Generally
These are a compilation of help and suggestions useful for computing and version tracking, intended to help students in my group get off the ground. If you think of more, please feel free to tell me.
For help with parallel computing and using the cluster on SCF see their help pages http://statistics.berkeley.edu/computing (in particular the description of the cluster servers and the workshops and tutorials).
How I like my students to set up their work:
I like to have a project account that we can both access on the SCF rather than storing work on your local SCF machines. This makes it easier to share, create git repositories, etc. I also can ask for significant space allotments for these projects that you won't have on your account. Also after students move on, I still have the account! I 'own' the account, and students ssh into it via ssh keys (SCF can help on this, see also https://kb.iu.edu/d/aews). Please don't put your research with me on your local SCF account, except if you are religiously using the git repository (and even then the big objects not on the repository (data and results) should all be stored on the project account, usually on the scratch account).
I use Git for version tracking of our code and paper writting, with the repository on the SCF machines. This allows us to work on the same files and not worry about writing over each other's work (much better than Dropbox). This is primarily for text files (.tex, .Rmd, .R, etc). Do not include a lot of binary files (.pdf, .rdata, etc) on git unless they are fairly 'permanent' results needed for long term (like pdfs needed by Latex paper, final versions of a paper, etc.) -- just have your copies locally and transfer around via scp/sftp. In particular, don't put the compiled .pdf of Latex or Knitr files or any intermediate files like .aux, .md, etc.; they should be able to be created locally and they are always getting overwritten making a mess of the git repository for no reason.
Please continually commit your changes to git -- not just when I ask to see something. It is much better to have lots of small changes commited than a giant change every month. Please don't be worried that you will 'mess up' the repository. That's the point of git -- it's pretty hard to erase changes permanently.
I want my students to use Knitr to create reports, papers, and thesis. This makes sure that the R code is there for making the plots, etc. and that I can tweak the plotting code as I want. There are likely to be extensive analysis that takes a lot of time and probably the cluster to run. I don't expect that to be in the knitr file. Rather, get meaningful, compact summaries of the results of your simulations or extensive data analysis/processing that can be the starting point of the analysis you want to show in the writeup. And of course, anything that doesn't take long (e.g. simple data transformations/cleaning of the data, etc.) should be in the knitr file.

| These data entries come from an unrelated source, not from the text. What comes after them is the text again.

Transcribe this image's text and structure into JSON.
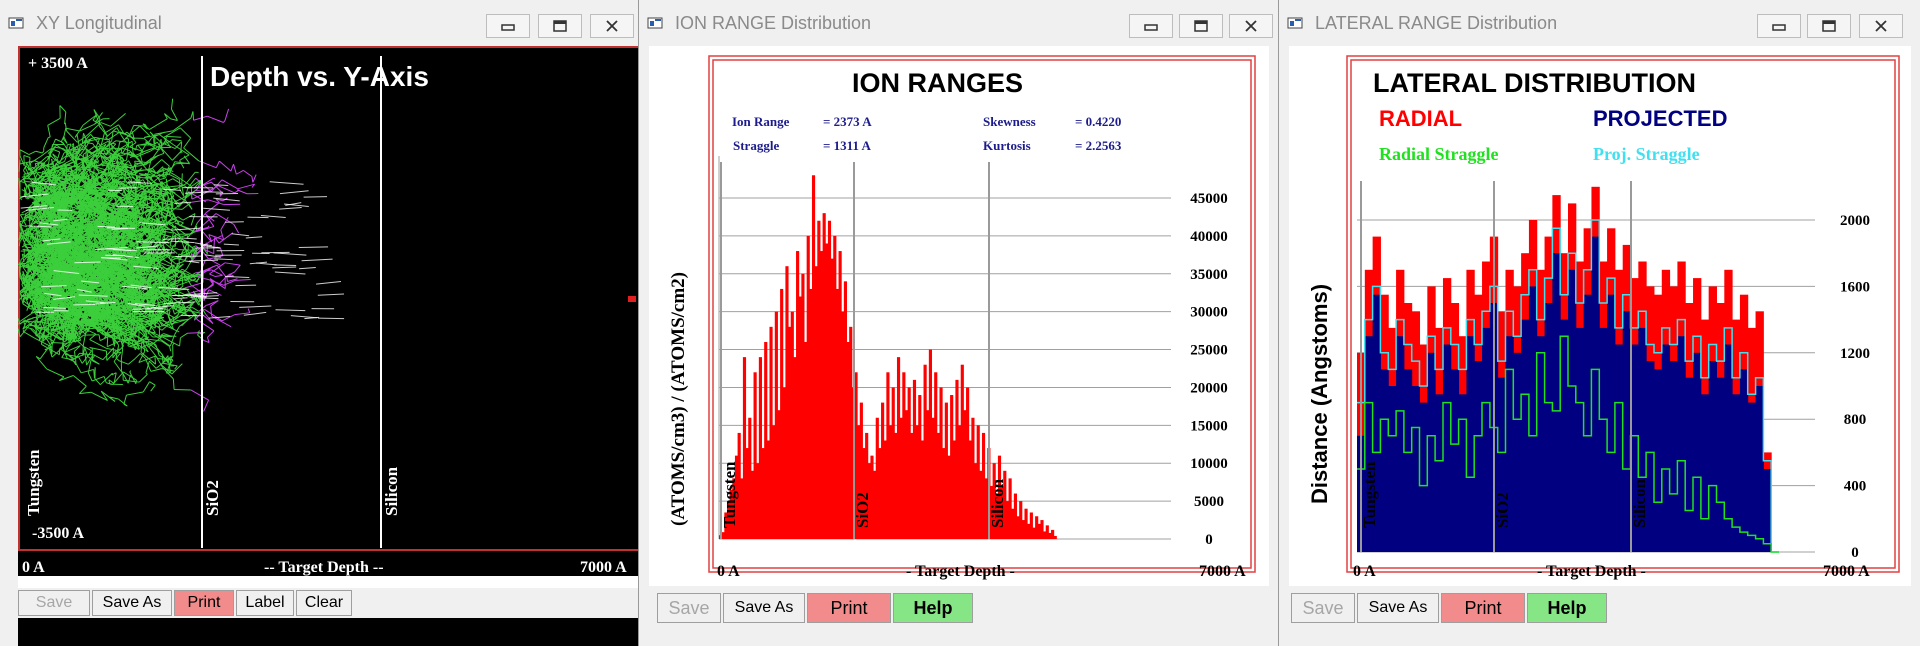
{
  "windows": [
    {
      "title": "XY Longitudinal",
      "plot": {
        "title": "Depth vs. Y-Axis",
        "y_top": "+ 3500 A",
        "y_bottom": "-3500 A",
        "x_left": "0 A",
        "x_mid": "-- Target Depth --",
        "x_right": "7000 A",
        "layers": [
          "Tungsten",
          "SiO2",
          "Silicon"
        ]
      },
      "toolbar": [
        "Save",
        "Save As",
        "Print",
        "Label",
        "Clear"
      ]
    },
    {
      "title": "ION RANGE Distribution",
      "toolbar": [
        "Save",
        "Save As",
        "Print",
        "Help"
      ]
    },
    {
      "title": "LATERAL RANGE Distribution",
      "toolbar": [
        "Save",
        "Save As",
        "Print",
        "Help"
      ]
    }
  ],
  "colors": {
    "red": "#ff0000",
    "navy": "#000080",
    "green": "#20e020",
    "cyan": "#40e0f0",
    "purple": "#cc40ee",
    "label_blue": "#1c1c8c"
  },
  "chart_data": [
    {
      "type": "bar",
      "title": "ION RANGES",
      "stats": {
        "ion_range_label": "Ion Range",
        "ion_range_value": "= 2373 A",
        "straggle_label": "Straggle",
        "straggle_value": "= 1311 A",
        "skewness_label": "Skewness",
        "skewness_value": "= 0.4220",
        "kurtosis_label": "Kurtosis",
        "kurtosis_value": "= 2.2563"
      },
      "ylabel": "(ATOMS/cm3) / (ATOMS/cm2)",
      "xlabel": "- Target Depth -",
      "x_left": "0 A",
      "x_right": "7000 A",
      "ylim": [
        0,
        45000
      ],
      "yticks": [
        "45000",
        "40000",
        "35000",
        "30000",
        "25000",
        "20000",
        "15000",
        "10000",
        "5000",
        "0"
      ],
      "layers": [
        "Tungsten",
        "SiO2",
        "Silicon"
      ],
      "layer_boundaries": [
        0,
        1800,
        3600
      ],
      "values": [
        500,
        900,
        3500,
        5000,
        6500,
        8000,
        11000,
        14000,
        8000,
        24000,
        12000,
        16000,
        9000,
        22000,
        10000,
        24000,
        12000,
        26000,
        13000,
        28000,
        15000,
        30000,
        17000,
        33000,
        20000,
        36000,
        28000,
        30000,
        24000,
        38000,
        32000,
        35000,
        26000,
        40000,
        33000,
        48000,
        36000,
        42000,
        38000,
        43000,
        39000,
        42000,
        37000,
        40000,
        33000,
        38000,
        30000,
        34000,
        26000,
        28000,
        20000,
        22000,
        15000,
        18000,
        12000,
        14000,
        10000,
        11000,
        9000,
        16000,
        12000,
        18000,
        13000,
        22000,
        15000,
        20000,
        14000,
        24000,
        16000,
        22000,
        17000,
        20000,
        14000,
        21000,
        15000,
        19000,
        13000,
        23000,
        17000,
        25000,
        16000,
        22000,
        14000,
        20000,
        12000,
        18000,
        11000,
        19000,
        13000,
        21000,
        15000,
        23000,
        17000,
        20000,
        13000,
        16000,
        10000,
        15000,
        9000,
        14000,
        8000,
        12000,
        7000,
        10000,
        6000,
        11000,
        7000,
        9000,
        5000,
        8000,
        4000,
        6000,
        3000,
        5000,
        2500,
        4000,
        2000,
        3500,
        1500,
        3000,
        2000,
        2500,
        1000,
        1800,
        800,
        1200,
        400,
        0
      ],
      "grid": true
    },
    {
      "type": "area",
      "title": "LATERAL DISTRIBUTION",
      "legend": [
        "RADIAL",
        "PROJECTED",
        "Radial Straggle",
        "Proj. Straggle"
      ],
      "ylabel": "Distance (Angstoms)",
      "xlabel": "- Target Depth -",
      "x_left": "0 A",
      "x_right": "7000 A",
      "ylim": [
        0,
        2200
      ],
      "yticks": [
        "2000",
        "1600",
        "1200",
        "800",
        "400",
        "0"
      ],
      "layers": [
        "Tungsten",
        "SiO2",
        "Silicon"
      ],
      "series": [
        {
          "name": "RADIAL",
          "values": [
            1200,
            1700,
            1900,
            1550,
            1350,
            1700,
            1500,
            1450,
            1250,
            1600,
            1350,
            1650,
            1500,
            1300,
            1700,
            1550,
            1750,
            1900,
            1450,
            1700,
            1600,
            1800,
            2000,
            1700,
            1900,
            2150,
            1800,
            2100,
            1750,
            1950,
            2200,
            1750,
            1950,
            1700,
            1850,
            1650,
            1750,
            1600,
            1550,
            1700,
            1600,
            1750,
            1500,
            1650,
            1400,
            1600,
            1500,
            1700,
            1400,
            1550,
            1350,
            1450,
            600,
            0
          ]
        },
        {
          "name": "PROJECTED",
          "values": [
            700,
            1300,
            1550,
            1100,
            1000,
            1300,
            1100,
            1000,
            900,
            1200,
            950,
            1250,
            1100,
            950,
            1300,
            1150,
            1350,
            1500,
            1050,
            1300,
            1200,
            1400,
            1600,
            1300,
            1500,
            1800,
            1400,
            1700,
            1350,
            1550,
            1900,
            1350,
            1550,
            1250,
            1450,
            1250,
            1350,
            1150,
            1100,
            1250,
            1150,
            1300,
            1050,
            1200,
            950,
            1150,
            1050,
            1250,
            950,
            1100,
            900,
            1000,
            500,
            0
          ]
        },
        {
          "name": "Radial Straggle",
          "values": [
            500,
            900,
            600,
            800,
            700,
            850,
            600,
            750,
            400,
            700,
            550,
            900,
            650,
            800,
            450,
            700,
            900,
            750,
            600,
            1100,
            800,
            950,
            700,
            1200,
            900,
            850,
            1300,
            1000,
            900,
            700,
            1100,
            800,
            600,
            900,
            500,
            700,
            450,
            600,
            300,
            500,
            350,
            550,
            250,
            450,
            200,
            400,
            300,
            200,
            150,
            120,
            100,
            80,
            50,
            0
          ]
        },
        {
          "name": "Proj. Straggle",
          "values": [
            900,
            1400,
            1600,
            1200,
            1100,
            1400,
            1250,
            1150,
            1000,
            1300,
            1100,
            1350,
            1250,
            1100,
            1400,
            1250,
            1450,
            1600,
            1150,
            1450,
            1300,
            1550,
            1700,
            1400,
            1650,
            1950,
            1550,
            1800,
            1500,
            1700,
            2000,
            1500,
            1650,
            1350,
            1550,
            1350,
            1450,
            1250,
            1200,
            1350,
            1250,
            1400,
            1150,
            1300,
            1050,
            1250,
            1150,
            1350,
            1050,
            1200,
            950,
            1050,
            550,
            0
          ]
        }
      ],
      "grid": true
    }
  ]
}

If you are making a report or presentation do put a copy of this compiled file, but in a different location (e.g. 'Reports' folder) so that we can go back to it for reference. This is particularly important if you show something to collaborators, and then later will be tweaking the code. We need a 'hard' copy of what you showed them -- and this also includes the important individual pictures, not just the pdf/html report.
Always close your R session at the end of each day (without saving your session). If it will take you longer than 5 minutes to get back where you were by reruning your code you should save some intermediate files (and have the corresponding code that you can run in BATCH mode to recreate those intermediate files). If you can't get back to where you were because you did something interactively, then its good to discover that right away and not after a week of work.

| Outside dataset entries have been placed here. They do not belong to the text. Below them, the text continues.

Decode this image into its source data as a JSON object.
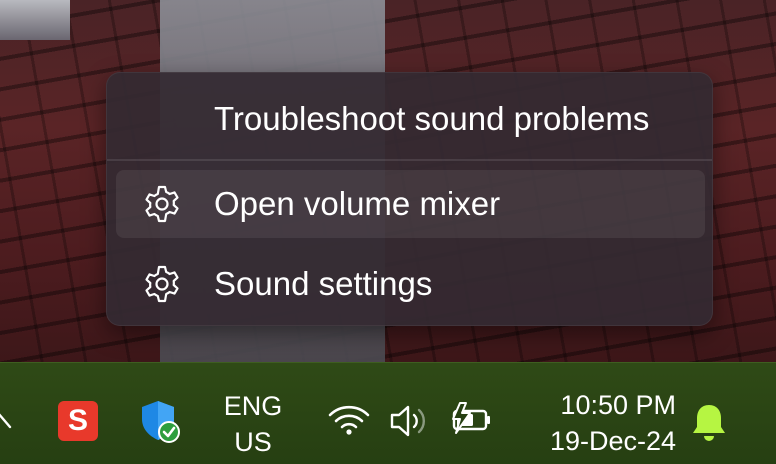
{
  "context_menu": {
    "items": [
      {
        "label": "Troubleshoot sound problems",
        "icon": "none"
      },
      {
        "label": "Open volume mixer",
        "icon": "gear-icon",
        "hovered": true
      },
      {
        "label": "Sound settings",
        "icon": "gear-icon"
      }
    ]
  },
  "taskbar": {
    "language": {
      "line1": "ENG",
      "line2": "US"
    },
    "clock": {
      "time": "10:50 PM",
      "date": "19-Dec-24"
    },
    "app_s_label": "S",
    "tray_icons": [
      "wifi-icon",
      "volume-icon",
      "battery-charging-icon",
      "notification-bell-icon"
    ],
    "colors": {
      "background": "#2a4414",
      "bell": "#b6f542",
      "app_s": "#e8392b",
      "defender": "#1e88e5",
      "check": "#2e9e3e"
    }
  }
}
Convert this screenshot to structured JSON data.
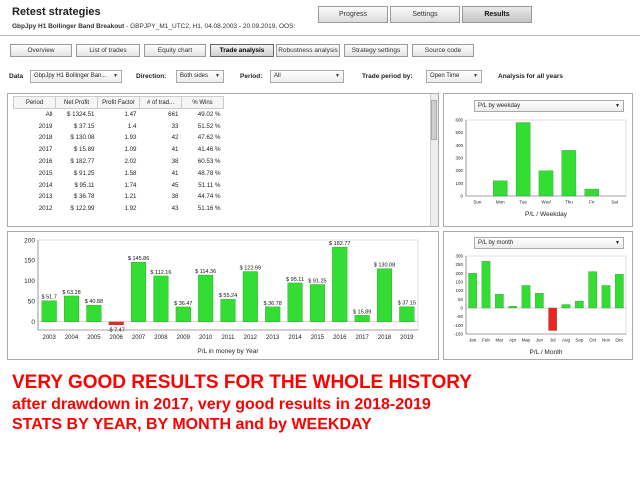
{
  "app": {
    "title": "Retest strategies",
    "strategy": "GbpJpy H1 Bollinger Band Breakout",
    "params": " - GBPJPY_M1_UTC2, H1, 04.08.2003 - 20.09.2019, OOS:"
  },
  "top_tabs": [
    {
      "label": "Progress",
      "active": false
    },
    {
      "label": "Settings",
      "active": false
    },
    {
      "label": "Results",
      "active": true
    }
  ],
  "sub_tabs": [
    {
      "label": "Overview",
      "active": false
    },
    {
      "label": "List of trades",
      "active": false
    },
    {
      "label": "Equity chart",
      "active": false
    },
    {
      "label": "Trade analysis",
      "active": true
    },
    {
      "label": "Robustness analysis",
      "active": false
    },
    {
      "label": "Strategy settings",
      "active": false
    },
    {
      "label": "Source code",
      "active": false
    }
  ],
  "filters": {
    "data_label": "Data",
    "data_value": "GbpJpy H1 Bollinger Ban...",
    "direction_label": "Direction:",
    "direction_value": "Both sides",
    "period_label": "Period:",
    "period_value": "All",
    "trade_period_label": "Trade period by:",
    "trade_period_value": "Open Time",
    "analysis_label": "Analysis for all years"
  },
  "year_table": {
    "headers": [
      "Period",
      "Net Profit",
      "Profit Factor",
      "# of trad...",
      "% Wins"
    ],
    "rows": [
      [
        "All",
        "$ 1324.51",
        "1.47",
        "661",
        "49.02 %"
      ],
      [
        "2019",
        "$ 37.15",
        "1.4",
        "33",
        "51.52 %"
      ],
      [
        "2018",
        "$ 130.08",
        "1.93",
        "42",
        "47.62 %"
      ],
      [
        "2017",
        "$ 15.89",
        "1.09",
        "41",
        "41.46 %"
      ],
      [
        "2016",
        "$ 182.77",
        "2.02",
        "38",
        "60.53 %"
      ],
      [
        "2015",
        "$ 91.25",
        "1.58",
        "41",
        "48.78 %"
      ],
      [
        "2014",
        "$ 95.11",
        "1.74",
        "45",
        "51.11 %"
      ],
      [
        "2013",
        "$ 36.78",
        "1.21",
        "38",
        "44.74 %"
      ],
      [
        "2012",
        "$ 122.99",
        "1.92",
        "43",
        "51.16 %"
      ]
    ]
  },
  "weekday_select": "P/L by weekday",
  "month_select": "P/L by month",
  "colors": {
    "positive": "#33dd33",
    "negative": "#ee2222",
    "accent_text": "#1a2fd6",
    "note": "#ff0000"
  },
  "chart_data": [
    {
      "type": "bar",
      "title": "P/L in money by Year",
      "categories": [
        "2003",
        "2004",
        "2005",
        "2006",
        "2007",
        "2008",
        "2009",
        "2010",
        "2011",
        "2012",
        "2013",
        "2014",
        "2015",
        "2016",
        "2017",
        "2018",
        "2019"
      ],
      "values": [
        51.7,
        63.28,
        40.88,
        -7.47,
        145.86,
        112.16,
        36.47,
        114.36,
        55.24,
        122.99,
        36.78,
        95.11,
        91.25,
        182.77,
        15.89,
        130.08,
        37.15
      ],
      "data_labels": [
        "$ 51.7",
        "$ 63.28",
        "$ 40.88",
        "-$ 7.47",
        "$ 145.86",
        "$ 112.16",
        "$ 36.47",
        "$ 114.36",
        "$ 55.24",
        "$ 122.99",
        "$ 36.78",
        "$ 95.11",
        "$ 91.25",
        "$ 182.77",
        "$ 15.89",
        "$ 130.08",
        "$ 37.15"
      ],
      "yticks": [
        0,
        50,
        100,
        150,
        200
      ],
      "ylim": [
        -20,
        200
      ],
      "grid": false
    },
    {
      "type": "bar",
      "title": "P/L / Weekday",
      "categories": [
        "Sun",
        "Mon",
        "Tue",
        "Wed",
        "Thu",
        "Fri",
        "Sat"
      ],
      "values": [
        0,
        120,
        580,
        200,
        360,
        55,
        0
      ],
      "yticks": [
        0,
        100,
        200,
        300,
        400,
        500,
        600
      ],
      "ylim": [
        0,
        600
      ]
    },
    {
      "type": "bar",
      "title": "P/L / Month",
      "categories": [
        "Jan",
        "Feb",
        "Mar",
        "Apr",
        "May",
        "Jun",
        "Jul",
        "Aug",
        "Sep",
        "Oct",
        "Nov",
        "Dec"
      ],
      "values": [
        200,
        270,
        80,
        10,
        130,
        85,
        -130,
        20,
        40,
        210,
        130,
        195
      ],
      "yticks": [
        -150,
        -100,
        -50,
        0,
        50,
        100,
        150,
        200,
        250,
        300
      ],
      "ylim": [
        -150,
        300
      ]
    }
  ],
  "notes": [
    "VERY GOOD RESULTS FOR THE WHOLE HISTORY",
    "after drawdown in 2017, very good results in 2018-2019",
    "STATS BY YEAR, BY MONTH and by WEEKDAY"
  ]
}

It's better to have a .txt files for your intermediate and final results, rather than .rdata files, except for rare exceptions. This will make the results more transferable and force you to create nice headers and identification for your files, rather than relying on multiple objects that link up. Some R objects are too useful to break apart (e.g. the result of lm).
I give some brief help on these tools below.
Git Repositories
I would suggest using something like SourceTree to work with git repositories (and if you are managing a package use the built-in functionality in SourceTree to use gitflow for branches to separate development and public releases).

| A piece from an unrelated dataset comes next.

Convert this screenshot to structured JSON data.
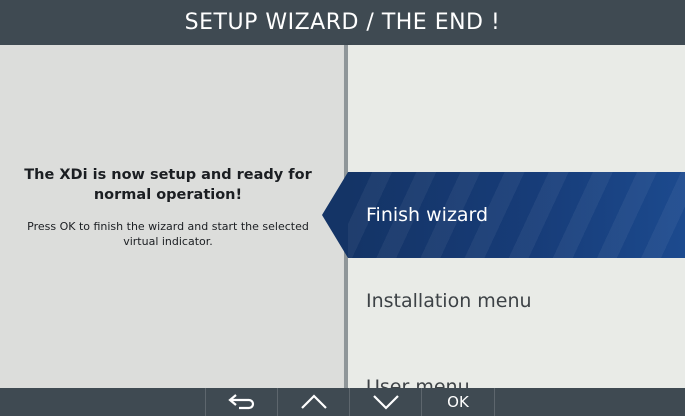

This is a link to a pretty good tutorial and the Git Pro book
See the following article about git and GitHub to think how to integrate git into your workflow:
Ten Simple Rules for Taking Advantage of git and GitHub
The following are basically just list of useful commands compiled in one quick place. You should look at tutorials to understand what these are doing.
Getting Started (Minimal you need to learn)
- Make Local Git repository: note that if you are making a brand new repository and plan to connect up to a central repository on the SCF server, it's better to just clone it, rather than following these instructions.
Working on your local git repository
Once you have your repository set up locally, it will keep track locally of the differences in each file, but only of those files you request to be tracked, and only when you request it. So you need to 'add' files and 'commit' changes.
The above commands only add and commit your files to your local version control. To share it on the central repository, you have to make a connection to the central repository and then sync your changes to the central repository
Connect to existing central repository on SCF Serve:
- Make New Local Git repository from existing Remote repository (via SSH)
In the location you want the new repository to be created (i.e. 'cloned') type
git clone ssh://addressOfServerDirectory For example: git clone ssh://isoform@beren.berkeley.edu/accounts/projects/isoform/gitRepos/projectName
- Connect Existing Local Git repository with Remote (see also this online tutorial)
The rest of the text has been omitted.